Black River
Page 13
"Why would I lie?"
"To hide your cowardice. To distract us from the fact that you abandoned your brothers in the heart of battle."
"Wish I had deserted long time ago. We need to get out of here, warn Vas Dhurma, get as far away as we can."
"I've seen dark magic before," said Pullo, scratching at his beard. "A warlock's song and a man and a thorny bramble came together, but we just chopped him and the warlock down, one, two, three, and problem solved. Raising the dead is stuff made up to scare the kiddies."
Justio furrowed his hair with his fingers. "Gods, man, are you thick? We need to get out of here." He sprung up and made for the main gates of the fortress but before he had covered a few steps, a single hard slap of Pullo's palm sent him to the ground.
"We're not going anywhere until I have orders – whether from Urbidis or from the generals down in Vas Dhurma. A soldier of Dhurma does not run. Ever."

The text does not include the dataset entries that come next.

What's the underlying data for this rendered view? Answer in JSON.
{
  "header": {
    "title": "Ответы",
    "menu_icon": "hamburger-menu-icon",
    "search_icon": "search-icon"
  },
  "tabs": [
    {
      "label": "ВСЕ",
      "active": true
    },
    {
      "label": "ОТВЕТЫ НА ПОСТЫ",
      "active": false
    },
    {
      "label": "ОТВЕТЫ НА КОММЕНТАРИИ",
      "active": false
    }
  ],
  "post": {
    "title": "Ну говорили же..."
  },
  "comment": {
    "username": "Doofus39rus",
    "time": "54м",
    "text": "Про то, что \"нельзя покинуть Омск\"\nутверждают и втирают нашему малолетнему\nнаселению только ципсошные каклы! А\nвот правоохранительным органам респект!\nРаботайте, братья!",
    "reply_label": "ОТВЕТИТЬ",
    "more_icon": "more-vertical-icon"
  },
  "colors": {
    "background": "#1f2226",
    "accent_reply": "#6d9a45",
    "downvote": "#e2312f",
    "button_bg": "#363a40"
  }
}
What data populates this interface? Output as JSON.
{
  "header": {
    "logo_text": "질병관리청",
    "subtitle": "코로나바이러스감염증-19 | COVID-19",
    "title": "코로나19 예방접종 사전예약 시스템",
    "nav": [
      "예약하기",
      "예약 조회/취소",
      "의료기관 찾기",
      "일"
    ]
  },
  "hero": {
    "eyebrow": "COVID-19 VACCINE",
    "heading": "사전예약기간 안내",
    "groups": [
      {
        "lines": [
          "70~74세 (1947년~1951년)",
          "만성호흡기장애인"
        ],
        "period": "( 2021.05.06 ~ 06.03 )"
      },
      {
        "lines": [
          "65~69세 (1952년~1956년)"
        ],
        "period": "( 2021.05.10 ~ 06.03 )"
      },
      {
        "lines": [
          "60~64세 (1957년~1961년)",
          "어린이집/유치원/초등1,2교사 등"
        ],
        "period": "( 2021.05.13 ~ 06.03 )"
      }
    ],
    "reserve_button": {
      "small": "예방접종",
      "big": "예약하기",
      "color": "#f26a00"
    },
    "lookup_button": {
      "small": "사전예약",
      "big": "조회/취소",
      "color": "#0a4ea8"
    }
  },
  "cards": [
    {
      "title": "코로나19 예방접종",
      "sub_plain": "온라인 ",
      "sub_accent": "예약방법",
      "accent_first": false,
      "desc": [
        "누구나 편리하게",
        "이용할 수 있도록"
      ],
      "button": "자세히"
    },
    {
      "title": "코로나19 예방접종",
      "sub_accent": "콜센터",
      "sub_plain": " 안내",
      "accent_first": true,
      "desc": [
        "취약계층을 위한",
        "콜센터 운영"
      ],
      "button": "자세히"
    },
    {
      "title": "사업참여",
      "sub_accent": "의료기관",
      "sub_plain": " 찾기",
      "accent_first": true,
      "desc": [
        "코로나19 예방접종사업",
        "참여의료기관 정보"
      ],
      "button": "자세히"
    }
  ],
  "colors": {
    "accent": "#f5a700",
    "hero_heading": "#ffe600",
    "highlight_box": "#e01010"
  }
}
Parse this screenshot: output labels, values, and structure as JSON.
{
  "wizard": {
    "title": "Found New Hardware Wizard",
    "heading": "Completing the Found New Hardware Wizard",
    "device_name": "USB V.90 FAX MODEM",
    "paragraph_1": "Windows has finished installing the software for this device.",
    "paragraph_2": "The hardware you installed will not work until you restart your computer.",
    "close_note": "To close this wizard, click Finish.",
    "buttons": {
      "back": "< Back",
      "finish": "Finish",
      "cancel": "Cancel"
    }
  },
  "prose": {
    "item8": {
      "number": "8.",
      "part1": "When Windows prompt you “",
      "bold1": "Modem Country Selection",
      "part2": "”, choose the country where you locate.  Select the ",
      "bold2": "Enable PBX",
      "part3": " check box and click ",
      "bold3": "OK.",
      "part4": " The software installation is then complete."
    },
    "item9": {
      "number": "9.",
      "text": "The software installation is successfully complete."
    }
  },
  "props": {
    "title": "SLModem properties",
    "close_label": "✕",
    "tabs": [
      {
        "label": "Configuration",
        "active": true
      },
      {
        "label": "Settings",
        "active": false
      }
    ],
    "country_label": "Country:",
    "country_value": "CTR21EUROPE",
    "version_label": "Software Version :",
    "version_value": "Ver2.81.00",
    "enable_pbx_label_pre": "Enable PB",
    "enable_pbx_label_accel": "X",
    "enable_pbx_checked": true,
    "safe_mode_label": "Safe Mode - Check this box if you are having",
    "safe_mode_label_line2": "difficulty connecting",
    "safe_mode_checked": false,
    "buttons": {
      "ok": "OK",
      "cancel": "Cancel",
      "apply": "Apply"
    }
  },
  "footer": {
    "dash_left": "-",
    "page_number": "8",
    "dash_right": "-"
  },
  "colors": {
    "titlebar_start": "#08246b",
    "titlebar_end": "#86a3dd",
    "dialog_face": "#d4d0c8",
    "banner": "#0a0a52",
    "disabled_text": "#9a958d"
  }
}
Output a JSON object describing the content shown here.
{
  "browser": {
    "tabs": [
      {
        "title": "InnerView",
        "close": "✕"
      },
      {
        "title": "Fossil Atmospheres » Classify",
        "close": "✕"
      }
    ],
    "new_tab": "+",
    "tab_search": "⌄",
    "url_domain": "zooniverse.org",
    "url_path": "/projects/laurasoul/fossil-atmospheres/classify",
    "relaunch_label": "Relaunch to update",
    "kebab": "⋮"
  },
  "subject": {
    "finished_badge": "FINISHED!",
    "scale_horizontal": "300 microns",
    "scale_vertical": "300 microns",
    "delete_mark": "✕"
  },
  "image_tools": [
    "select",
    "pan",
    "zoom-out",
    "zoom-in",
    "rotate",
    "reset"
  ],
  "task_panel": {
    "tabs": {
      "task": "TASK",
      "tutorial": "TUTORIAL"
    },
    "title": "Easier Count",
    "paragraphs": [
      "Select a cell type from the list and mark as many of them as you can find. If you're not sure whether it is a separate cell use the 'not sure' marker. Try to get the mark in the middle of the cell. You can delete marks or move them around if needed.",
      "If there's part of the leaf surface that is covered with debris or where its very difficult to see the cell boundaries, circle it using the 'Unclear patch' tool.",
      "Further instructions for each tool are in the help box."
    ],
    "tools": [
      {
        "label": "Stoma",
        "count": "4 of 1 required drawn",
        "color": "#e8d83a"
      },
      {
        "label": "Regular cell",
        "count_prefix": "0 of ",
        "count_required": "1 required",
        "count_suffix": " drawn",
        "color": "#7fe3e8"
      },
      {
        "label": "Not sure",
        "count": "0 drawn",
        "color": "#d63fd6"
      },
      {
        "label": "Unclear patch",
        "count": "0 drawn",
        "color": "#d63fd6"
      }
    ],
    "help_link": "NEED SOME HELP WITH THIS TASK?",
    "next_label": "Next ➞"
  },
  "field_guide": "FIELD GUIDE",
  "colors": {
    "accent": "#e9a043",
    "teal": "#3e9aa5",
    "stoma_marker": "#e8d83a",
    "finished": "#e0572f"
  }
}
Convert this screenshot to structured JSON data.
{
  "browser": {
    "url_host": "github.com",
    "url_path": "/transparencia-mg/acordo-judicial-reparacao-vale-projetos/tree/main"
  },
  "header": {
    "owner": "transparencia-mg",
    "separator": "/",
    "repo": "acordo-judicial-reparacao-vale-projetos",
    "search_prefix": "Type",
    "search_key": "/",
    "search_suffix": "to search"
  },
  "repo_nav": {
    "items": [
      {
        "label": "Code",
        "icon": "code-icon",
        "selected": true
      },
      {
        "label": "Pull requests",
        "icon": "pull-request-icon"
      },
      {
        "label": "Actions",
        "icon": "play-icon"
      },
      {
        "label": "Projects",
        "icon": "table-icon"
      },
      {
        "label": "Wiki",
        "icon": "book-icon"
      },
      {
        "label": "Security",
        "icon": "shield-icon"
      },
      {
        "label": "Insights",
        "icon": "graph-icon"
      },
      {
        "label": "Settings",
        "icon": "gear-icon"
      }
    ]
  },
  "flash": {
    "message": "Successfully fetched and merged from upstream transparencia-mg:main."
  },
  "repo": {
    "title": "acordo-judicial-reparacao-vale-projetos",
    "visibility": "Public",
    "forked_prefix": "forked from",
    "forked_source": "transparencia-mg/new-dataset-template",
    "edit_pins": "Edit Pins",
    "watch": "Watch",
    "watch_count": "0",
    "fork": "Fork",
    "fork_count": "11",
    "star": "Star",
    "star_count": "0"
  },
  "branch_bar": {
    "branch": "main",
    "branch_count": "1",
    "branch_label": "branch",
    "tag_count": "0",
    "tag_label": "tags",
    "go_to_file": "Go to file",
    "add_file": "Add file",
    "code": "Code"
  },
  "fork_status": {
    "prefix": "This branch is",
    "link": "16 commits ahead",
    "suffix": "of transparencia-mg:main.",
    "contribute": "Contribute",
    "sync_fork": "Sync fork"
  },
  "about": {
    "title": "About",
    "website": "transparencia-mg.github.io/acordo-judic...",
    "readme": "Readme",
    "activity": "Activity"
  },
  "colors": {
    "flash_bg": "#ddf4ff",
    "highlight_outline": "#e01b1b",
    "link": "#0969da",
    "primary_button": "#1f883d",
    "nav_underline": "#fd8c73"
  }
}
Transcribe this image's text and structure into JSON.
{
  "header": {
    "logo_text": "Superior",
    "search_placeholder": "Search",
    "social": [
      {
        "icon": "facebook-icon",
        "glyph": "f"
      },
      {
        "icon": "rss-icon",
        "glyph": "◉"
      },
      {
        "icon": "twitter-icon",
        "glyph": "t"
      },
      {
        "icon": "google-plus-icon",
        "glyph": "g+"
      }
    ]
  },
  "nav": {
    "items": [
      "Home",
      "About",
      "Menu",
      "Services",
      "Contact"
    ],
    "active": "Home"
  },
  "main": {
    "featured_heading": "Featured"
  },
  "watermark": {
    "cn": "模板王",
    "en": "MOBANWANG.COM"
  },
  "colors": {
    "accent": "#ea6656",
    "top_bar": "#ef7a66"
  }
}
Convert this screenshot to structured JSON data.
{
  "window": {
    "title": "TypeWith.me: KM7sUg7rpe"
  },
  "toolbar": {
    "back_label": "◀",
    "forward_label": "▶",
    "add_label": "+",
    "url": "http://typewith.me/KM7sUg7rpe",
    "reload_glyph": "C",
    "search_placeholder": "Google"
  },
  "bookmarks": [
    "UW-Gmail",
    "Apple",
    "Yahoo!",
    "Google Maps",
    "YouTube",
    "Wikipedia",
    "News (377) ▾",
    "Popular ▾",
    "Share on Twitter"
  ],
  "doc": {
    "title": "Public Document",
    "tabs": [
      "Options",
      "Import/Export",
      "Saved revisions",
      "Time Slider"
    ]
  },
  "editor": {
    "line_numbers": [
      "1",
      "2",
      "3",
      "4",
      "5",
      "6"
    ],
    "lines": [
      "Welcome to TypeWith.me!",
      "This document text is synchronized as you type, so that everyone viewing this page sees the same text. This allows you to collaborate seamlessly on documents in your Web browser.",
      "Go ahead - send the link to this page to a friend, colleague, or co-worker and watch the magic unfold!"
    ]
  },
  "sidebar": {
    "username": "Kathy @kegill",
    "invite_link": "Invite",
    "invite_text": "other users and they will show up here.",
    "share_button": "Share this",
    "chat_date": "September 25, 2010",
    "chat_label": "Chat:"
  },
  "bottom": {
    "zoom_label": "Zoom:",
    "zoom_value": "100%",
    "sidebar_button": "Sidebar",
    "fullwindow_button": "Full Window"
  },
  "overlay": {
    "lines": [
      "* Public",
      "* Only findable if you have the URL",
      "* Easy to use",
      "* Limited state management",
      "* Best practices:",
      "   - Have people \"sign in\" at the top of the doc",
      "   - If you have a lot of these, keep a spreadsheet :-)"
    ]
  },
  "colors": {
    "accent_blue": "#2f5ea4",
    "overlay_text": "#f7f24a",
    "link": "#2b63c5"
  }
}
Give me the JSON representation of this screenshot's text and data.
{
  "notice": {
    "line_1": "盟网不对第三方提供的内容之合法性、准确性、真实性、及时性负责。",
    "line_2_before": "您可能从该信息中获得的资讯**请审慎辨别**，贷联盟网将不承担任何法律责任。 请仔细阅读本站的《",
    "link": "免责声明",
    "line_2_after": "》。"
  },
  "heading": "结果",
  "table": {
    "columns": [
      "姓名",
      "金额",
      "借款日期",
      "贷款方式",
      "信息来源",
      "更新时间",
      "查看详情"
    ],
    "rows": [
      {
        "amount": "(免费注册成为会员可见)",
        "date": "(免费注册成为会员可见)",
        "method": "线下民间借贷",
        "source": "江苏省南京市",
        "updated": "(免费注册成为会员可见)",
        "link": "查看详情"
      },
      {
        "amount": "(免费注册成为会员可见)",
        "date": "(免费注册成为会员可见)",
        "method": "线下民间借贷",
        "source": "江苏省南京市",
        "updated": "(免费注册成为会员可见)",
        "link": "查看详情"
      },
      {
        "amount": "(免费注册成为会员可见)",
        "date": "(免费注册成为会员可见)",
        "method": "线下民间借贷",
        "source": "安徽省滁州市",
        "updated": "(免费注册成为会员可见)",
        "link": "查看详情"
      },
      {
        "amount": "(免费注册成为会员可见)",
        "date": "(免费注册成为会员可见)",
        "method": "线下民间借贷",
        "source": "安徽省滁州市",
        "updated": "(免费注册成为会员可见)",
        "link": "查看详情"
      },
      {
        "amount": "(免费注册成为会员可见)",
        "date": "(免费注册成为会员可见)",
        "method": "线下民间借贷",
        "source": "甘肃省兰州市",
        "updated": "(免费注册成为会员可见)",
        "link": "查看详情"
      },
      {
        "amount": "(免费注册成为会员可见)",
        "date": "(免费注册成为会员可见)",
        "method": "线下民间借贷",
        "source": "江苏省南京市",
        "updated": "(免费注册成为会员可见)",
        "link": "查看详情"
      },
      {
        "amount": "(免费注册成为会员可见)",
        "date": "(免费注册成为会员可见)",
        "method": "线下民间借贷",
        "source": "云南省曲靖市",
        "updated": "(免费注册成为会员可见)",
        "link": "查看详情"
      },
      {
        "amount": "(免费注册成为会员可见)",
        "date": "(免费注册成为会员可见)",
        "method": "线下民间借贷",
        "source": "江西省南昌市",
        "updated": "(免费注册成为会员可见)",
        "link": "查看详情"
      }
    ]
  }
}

Justio's lips trembled. He looked around at the gathered men – the Hounds, Spear and his crew, Vincius, the three dozen remaining Dhurmans. "Will no one believe me? Do you all think I am crazy?"
Spear chuckled. "Some folks are just not cut out for the North."
Shield, who had been standing in the shadows near the horse stalls, stepped forward, his scarred hands on his sword belt. "I believe you."
"I know what you're trying to do," said Pullo. "Put the fear of some ungodly warlock in us so I'll abandon my post. Finally get your victory against Dhurma. But it won't work. Because even if we get infected with fear, twice as many will return and the fury will cleanse these lands."
"I've seen the dead rising. Heard the song of the witch of the sands," said Shield. "Far beyond the Black River."
"I've heard nothing of this," said Pullo. "Warlocks bend the weather, make mud and twigs stick onto men, possess animals but raise the dead? You're all fools."
"I'm with you, Pullo," said Spear. "Never heard such a thing."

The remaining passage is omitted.